Not only that, it now transpires that the UPA’s decision to revoke Lalit Modi’s passport was itself wrong. The Delhi high court has returned his passport, and three former Supreme Court judges had backed Lalit in his fight to get his passport back. And the Interpol’s former chief, Ronald Noble, made it clear that the Indian media is on the wrong track.
Asked by Ritu Sarin of The Indian Express about Lalit Modi’s fugitive status, Noble blasts the India media for being ill-informed. He said: “The Indian media consistently states that he is ‘wanted by the Enforcement Directorate’. Is this the same Enforcement Directorate that falsely claims there is something called an Interpol light blue notice?
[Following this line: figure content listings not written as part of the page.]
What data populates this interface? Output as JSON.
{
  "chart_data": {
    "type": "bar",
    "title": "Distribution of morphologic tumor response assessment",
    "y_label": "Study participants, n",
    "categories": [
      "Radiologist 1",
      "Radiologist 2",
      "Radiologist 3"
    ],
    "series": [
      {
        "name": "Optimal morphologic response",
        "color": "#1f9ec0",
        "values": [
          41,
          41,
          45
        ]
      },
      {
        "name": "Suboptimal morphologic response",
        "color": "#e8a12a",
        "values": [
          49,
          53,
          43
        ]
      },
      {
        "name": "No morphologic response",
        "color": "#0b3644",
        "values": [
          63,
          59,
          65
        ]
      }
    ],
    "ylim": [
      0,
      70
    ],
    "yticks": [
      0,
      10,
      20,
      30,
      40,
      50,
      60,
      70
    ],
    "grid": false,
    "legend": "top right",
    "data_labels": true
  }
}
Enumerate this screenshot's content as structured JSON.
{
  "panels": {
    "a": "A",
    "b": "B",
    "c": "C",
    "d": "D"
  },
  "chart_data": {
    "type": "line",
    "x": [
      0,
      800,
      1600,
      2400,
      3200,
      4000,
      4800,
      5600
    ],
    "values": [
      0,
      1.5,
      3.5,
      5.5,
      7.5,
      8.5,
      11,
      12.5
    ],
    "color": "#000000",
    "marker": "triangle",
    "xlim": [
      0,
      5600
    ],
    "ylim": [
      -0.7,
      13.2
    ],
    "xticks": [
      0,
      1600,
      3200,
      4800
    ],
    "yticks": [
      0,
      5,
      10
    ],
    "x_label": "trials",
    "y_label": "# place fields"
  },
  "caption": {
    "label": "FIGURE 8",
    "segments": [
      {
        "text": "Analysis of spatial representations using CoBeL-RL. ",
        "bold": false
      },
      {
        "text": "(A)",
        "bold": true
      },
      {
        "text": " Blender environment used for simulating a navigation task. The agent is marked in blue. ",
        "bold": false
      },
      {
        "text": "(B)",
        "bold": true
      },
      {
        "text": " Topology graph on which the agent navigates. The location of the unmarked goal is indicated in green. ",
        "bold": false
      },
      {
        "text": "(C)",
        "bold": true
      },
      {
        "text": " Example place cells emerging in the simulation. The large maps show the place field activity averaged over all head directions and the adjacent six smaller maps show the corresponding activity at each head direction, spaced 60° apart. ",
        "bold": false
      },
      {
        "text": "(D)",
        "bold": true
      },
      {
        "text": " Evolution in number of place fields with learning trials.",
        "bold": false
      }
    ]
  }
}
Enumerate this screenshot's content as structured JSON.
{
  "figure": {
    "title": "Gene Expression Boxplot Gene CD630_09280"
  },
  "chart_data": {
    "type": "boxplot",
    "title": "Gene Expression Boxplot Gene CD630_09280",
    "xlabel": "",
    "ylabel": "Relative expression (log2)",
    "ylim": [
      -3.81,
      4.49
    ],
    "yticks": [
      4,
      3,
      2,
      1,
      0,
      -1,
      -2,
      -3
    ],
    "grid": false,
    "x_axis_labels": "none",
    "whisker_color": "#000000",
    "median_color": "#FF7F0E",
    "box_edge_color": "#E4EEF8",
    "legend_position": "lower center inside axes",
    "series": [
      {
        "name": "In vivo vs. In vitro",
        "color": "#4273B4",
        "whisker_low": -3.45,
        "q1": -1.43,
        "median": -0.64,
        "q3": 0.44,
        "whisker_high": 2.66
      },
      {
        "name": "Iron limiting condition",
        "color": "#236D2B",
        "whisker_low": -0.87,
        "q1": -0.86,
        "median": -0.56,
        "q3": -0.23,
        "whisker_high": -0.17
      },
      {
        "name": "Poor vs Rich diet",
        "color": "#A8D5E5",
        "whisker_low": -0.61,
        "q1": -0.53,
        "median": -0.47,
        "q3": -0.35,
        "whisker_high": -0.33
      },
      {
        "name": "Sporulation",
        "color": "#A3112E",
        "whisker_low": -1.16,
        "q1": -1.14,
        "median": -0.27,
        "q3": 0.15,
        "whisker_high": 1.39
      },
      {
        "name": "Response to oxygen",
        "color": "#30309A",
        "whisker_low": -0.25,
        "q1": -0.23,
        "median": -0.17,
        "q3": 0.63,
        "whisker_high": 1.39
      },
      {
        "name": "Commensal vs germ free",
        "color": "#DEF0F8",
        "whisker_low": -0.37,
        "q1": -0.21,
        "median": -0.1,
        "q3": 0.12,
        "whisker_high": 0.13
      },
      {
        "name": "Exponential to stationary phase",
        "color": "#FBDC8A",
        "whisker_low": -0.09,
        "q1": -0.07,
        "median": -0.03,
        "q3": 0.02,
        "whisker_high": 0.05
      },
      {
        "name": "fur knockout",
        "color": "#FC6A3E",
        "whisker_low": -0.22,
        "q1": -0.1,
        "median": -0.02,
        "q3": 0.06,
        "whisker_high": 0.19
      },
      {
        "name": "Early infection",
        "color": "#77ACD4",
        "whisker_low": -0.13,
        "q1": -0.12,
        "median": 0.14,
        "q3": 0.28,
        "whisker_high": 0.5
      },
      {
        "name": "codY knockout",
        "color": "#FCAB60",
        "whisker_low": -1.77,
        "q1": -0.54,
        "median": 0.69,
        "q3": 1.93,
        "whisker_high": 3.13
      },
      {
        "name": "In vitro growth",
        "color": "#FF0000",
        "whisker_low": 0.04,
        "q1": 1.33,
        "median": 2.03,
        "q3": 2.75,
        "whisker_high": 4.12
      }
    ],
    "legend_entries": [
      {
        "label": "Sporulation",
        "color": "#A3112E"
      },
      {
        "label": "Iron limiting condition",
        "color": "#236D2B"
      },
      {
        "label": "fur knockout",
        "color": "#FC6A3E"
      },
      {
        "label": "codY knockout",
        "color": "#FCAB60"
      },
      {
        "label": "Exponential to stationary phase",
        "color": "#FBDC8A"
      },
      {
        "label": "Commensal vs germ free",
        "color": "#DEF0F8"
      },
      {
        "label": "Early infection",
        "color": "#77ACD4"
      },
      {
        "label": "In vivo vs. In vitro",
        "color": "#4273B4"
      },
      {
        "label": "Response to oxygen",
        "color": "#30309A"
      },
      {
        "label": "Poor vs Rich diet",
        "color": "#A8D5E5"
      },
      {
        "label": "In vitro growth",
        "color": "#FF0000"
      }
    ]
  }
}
There is no such thing as a light blue notice. The Enforcement Directorate never gave Interpol any information about Lalit Modi. Therefore why does the Indian media, including yourself, constantly mistake that Lalit Modi is wanted for arrest when you know that to be false? If he is wanted then publish the arrest warrant they claim was issued in 2010.”
Clearly, the claim that Lalit Modi is a fugitive from justice is a piece of fiction generated by the Congress and the media that has no love lost for the NDA government.
Third, Lalit Modi has been hyperactive in trying to name as many names as he can in recent interactions with the media and on Twitter. He has made no bones about his friendships with Vasundhara Raje or other politicians in other parties. The question is: why is he doing this?
The logical answer to me is this: he is essentially trying to say if my friends are unwilling to help me, I have no obligation to protect them. He is also implying that if he is pushed further to the wall, he will not care who goes down with him.
Some conclusions flow from the above three points. One, the government must pursue cases against Lalit Modi if they have merit. Otherwise, there is no point wasting time and money on this. As of now Lalit Modi is not a fugitive. He can become one if some cases against him generate enough evidence to charge-sheet him. Two, there is no point in sacrificing Vasundhara Raje or Sushma Swaraj in the name of probity, for they have at best tried to help a friend in need, and, at worst, made wrong judgment calls by seeking (as in Raje’s case) Lalit’s money for investment. Three, the BCCI needs to be reined in. It is a den of vested interests where corruption can – and does - flourish. Maybe we need a court-appointed administrator to clean up the BCCI before allowing it to continue to run Indian crocket.